Studying abroad was easily the best decision I could have made to improve my Spanish. I'm constantly interacting with native speakers in my homestay, school, and daily life. I've learned so many new vocabulary words and idioms simply by hearing and using them so frequently. I'm sure that I could have eventually learned them all from a textbook, but here I was picking them up starting on my first day. There are also so many words I've learned that would be essentially meaningless without knowing and understanding the cultural context behind them.

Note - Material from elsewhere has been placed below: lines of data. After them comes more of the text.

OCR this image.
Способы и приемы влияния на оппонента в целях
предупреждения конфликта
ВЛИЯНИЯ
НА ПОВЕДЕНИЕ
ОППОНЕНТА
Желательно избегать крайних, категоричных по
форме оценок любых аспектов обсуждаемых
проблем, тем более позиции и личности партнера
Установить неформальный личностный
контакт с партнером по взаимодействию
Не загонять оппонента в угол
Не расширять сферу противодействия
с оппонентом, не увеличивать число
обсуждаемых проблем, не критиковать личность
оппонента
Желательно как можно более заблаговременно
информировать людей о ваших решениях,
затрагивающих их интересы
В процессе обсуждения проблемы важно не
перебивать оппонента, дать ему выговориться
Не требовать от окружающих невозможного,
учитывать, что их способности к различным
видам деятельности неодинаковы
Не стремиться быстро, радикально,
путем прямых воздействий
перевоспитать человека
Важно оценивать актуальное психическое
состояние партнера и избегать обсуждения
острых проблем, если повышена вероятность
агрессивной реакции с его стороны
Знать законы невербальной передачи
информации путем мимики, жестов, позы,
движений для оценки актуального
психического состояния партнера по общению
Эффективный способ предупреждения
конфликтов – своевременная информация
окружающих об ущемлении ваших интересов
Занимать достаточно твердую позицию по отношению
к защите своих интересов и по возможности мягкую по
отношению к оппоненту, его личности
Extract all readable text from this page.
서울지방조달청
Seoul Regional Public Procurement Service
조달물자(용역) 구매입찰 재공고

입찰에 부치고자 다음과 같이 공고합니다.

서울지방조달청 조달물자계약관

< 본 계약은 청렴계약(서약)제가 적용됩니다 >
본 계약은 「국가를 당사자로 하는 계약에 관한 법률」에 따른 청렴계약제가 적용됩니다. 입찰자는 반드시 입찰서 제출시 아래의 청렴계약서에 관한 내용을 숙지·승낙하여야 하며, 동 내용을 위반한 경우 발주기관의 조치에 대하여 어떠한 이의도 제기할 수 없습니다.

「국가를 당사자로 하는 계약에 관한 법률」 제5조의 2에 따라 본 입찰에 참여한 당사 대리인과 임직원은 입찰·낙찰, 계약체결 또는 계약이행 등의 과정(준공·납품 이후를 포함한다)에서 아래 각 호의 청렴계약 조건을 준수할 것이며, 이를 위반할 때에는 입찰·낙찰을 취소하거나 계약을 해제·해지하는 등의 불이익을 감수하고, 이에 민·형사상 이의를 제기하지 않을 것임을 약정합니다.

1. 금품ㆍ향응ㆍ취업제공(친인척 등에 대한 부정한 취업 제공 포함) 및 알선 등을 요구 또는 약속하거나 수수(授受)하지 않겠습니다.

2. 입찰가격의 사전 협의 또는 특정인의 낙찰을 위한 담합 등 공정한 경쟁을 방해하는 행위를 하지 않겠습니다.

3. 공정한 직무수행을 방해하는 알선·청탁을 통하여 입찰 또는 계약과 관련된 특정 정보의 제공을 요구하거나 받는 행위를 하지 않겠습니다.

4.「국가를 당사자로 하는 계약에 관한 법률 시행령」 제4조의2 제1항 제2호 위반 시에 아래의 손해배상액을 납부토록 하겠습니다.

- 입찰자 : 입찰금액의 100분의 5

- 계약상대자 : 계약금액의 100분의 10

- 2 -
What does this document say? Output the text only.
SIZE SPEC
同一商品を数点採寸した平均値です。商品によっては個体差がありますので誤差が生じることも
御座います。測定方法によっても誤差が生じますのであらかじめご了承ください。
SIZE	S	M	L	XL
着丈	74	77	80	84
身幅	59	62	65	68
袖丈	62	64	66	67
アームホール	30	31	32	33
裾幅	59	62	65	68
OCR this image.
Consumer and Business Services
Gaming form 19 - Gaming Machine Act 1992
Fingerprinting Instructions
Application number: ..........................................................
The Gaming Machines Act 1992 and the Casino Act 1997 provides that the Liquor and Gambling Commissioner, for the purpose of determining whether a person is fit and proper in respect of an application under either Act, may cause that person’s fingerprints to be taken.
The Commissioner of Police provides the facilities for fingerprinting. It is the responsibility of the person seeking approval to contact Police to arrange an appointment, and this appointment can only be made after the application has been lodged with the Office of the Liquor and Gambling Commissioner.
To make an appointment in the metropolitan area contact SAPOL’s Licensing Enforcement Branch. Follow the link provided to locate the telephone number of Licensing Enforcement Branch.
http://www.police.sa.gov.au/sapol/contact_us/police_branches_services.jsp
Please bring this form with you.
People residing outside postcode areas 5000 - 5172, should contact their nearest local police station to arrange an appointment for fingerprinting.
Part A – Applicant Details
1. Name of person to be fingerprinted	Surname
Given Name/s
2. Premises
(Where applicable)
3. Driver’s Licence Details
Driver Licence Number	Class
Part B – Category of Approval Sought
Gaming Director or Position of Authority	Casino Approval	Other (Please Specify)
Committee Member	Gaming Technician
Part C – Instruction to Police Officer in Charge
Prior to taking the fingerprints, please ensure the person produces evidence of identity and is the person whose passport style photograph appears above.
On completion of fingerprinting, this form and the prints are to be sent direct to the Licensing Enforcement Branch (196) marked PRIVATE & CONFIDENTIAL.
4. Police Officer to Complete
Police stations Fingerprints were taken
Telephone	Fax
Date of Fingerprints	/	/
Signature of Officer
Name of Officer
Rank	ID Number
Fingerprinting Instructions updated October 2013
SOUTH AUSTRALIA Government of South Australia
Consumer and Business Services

I'm also taking a Spanish grammar class for the first time since high school. In college, once you get to a certain level, you just start taking literature or other content-area courses. There are many amazing courses offered at UR, but I'm a huge grammar nerd and missed my conjugations! Before coming here, I felt that I had sort of been stuck in a grammar rut—I knew all of the tenses and many other concepts, but I had no idea how to progress. Here, I feel like I'm pushing myself to new limits—we spend four hours a week going over and practicing complex topics. I'm learning a ton!
There are so many intangible benefits of living in a Spanish-speaking country, as well. I've studied Spanish for eight years now, and living here successfully really makes me feel like it's paying off. It is also definitely encouraging me to keep studying; every day I realize I still have much to learn! I've also noticed myself becoming more confident in speaking—I rarely get nervous now when I have to say something, and I'm way more comfortable trying trickier sentence structures in conversation.
If you're considering studying a language at UR, I can't recommend study abroad enough. Take language classes early and often, and remember that it's never too early to start thinking about going abroad!"